Given that last-mile links are often congested, it becomes important to distinguish between latency-sensitive and throughput-sensitive traffic flows. VoIP and online gaming are the most obvious examples of latency-sensitive traffic, but Web browsing is *also* more latency-sensitive than throughput-sensitive, for typical modern Web pages. Video streaming, software updates and uploading photos are good examples of throughput-sensitive applications; latency doesn’t matter much to them, since all they want to do is use the full link capacity.

The trouble is that often, in the same household, there are several different people using the same last-mile link, and they will tend to get home and spend their leisure time on the Internet at roughly the same time as each other. The son fires up his console to frag some noobs, and Mother calls her sister over VoIP; so far so good. But then Father decides on which movie to watch later that evening and starts downloading it, and the daughter starts uploading photos from her school field trip to goodness knows where. So there are now two latency-sensitive and and two throughput-sensitive applications using this single link simultaneously, and the throughput-sensitive ones have immediately loaded the link to capacity in both directions (one each).

So what happens then?
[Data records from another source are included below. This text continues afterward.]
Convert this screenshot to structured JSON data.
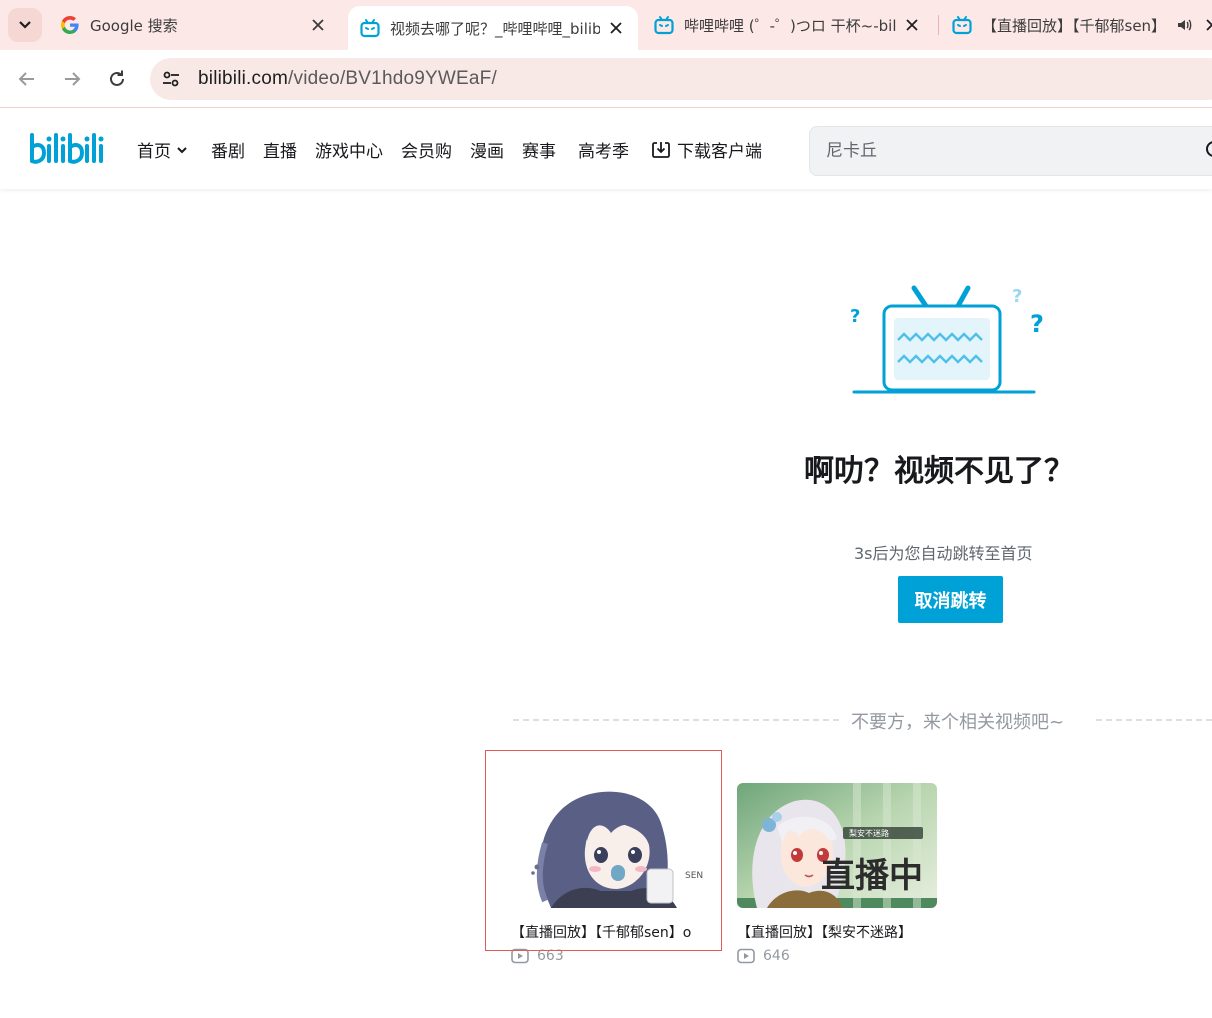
{
  "browser": {
    "tabs": [
      {
        "title": "Google 搜索",
        "icon": "google-icon"
      },
      {
        "title": "视频去哪了呢？_哔哩哔哩_bilibili",
        "icon": "bilibili-tv-icon",
        "active": true
      },
      {
        "title": "哔哩哔哩 (゜-゜)つロ 干杯~-bilibili",
        "icon": "bilibili-tv-icon"
      },
      {
        "title": "【直播回放】【千郁郁sen】",
        "icon": "bilibili-tv-icon",
        "audio": true
      }
    ],
    "url_host": "bilibili.com",
    "url_path": "/video/BV1hdo9YWEaF/"
  },
  "header": {
    "nav": [
      {
        "label": "首页",
        "has_dropdown": true
      },
      {
        "label": "番剧"
      },
      {
        "label": "直播"
      },
      {
        "label": "游戏中心"
      },
      {
        "label": "会员购"
      },
      {
        "label": "漫画"
      },
      {
        "label": "赛事"
      },
      {
        "label": "高考季"
      },
      {
        "label": "下载客户端",
        "icon": "download-icon"
      }
    ],
    "search_placeholder": "尼卡丘"
  },
  "error": {
    "title": "啊叻？视频不见了？",
    "redirect_text": "3s后为您自动跳转至首页",
    "cancel_label": "取消跳转"
  },
  "related": {
    "heading": "不要方，来个相关视频吧~",
    "videos": [
      {
        "title": "【直播回放】【千郁郁sen】o",
        "views": "663",
        "thumb_text": "SEN"
      },
      {
        "title": "【直播回放】【梨安不迷路】",
        "views": "646",
        "thumb_text": "直播中",
        "thumb_sub": "梨安不迷路"
      }
    ]
  },
  "colors": {
    "brand": "#00a1d6",
    "tabstrip": "#fce8e6",
    "highlight": "#e05a5a"
  }
}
You tell me - you know your hardware the best. Or haven’t you measured its behaviour under those conditions? Oh, for shame!

Okay, I’ll tell you what happens with 99.9% of head-end and CPE hardware out there today: Mother can’t hear her sister properly any more, nor vice versa. And not just because the son has just stormed out of his bedroom yelling about lag and how he would have pwned that lamer if only that crucial shot had actually gone where he knows he aimed it. But as far as Father and the daughter are concerned, the Internet is still working just fine - look, the progress bars are ticking along nicely! - until, that is, Father wants to read the evening news, but the news site’s front page takes half a minute to load, and half the images are missing when it does.

And Father knows that calling the ISP in the morning (when their call centre is open) won’t help. They’ll run tests and find absolutely nothing wrong, and not-so-subtly imply that he (or more likely his wife) is an idiotic time-waster. Of course, a weekday morning isn't when everyone’s using it, so nothing *is* wrong. The link is uncongested at the time of testing, latency is as low as it should be, and there’s no line-quality packet loss. The problem has mysteriously disappeared - only to reappear in the evening. It’s not even weather related, and the ISP insists that they have adequate backhaul and peering capacity.

So why? Because the throughput-sensitive applications fill not only the link capacity but the buffers in front of it (on both sides). Since it takes time for a packet at the back of each queue to reach the link, this induces latency - typically *hundreds* of milliseconds of it, and sometimes even much more than that; *minutes* in extreme cases. But both a VoIP call and a typical online game require latencies *below one hundred* milliseconds for optimum performance. That’s why Mother and the son had their respective evening activities ruined, and Father’s experience with the news site is representative of a particularly bad case.

The better AQM systems now available (eg. fq_codel) can separate latency-sensitive traffic from throughput-sensitive traffic and give them both the service they need. This will give your customers a far better experience in the reasonably common situation I just outlined - but only if you put it in your hardware product and make sure that it actually works. Otherwise, you’ll start losing customers to the first competitor who does.

- Jonathan Morton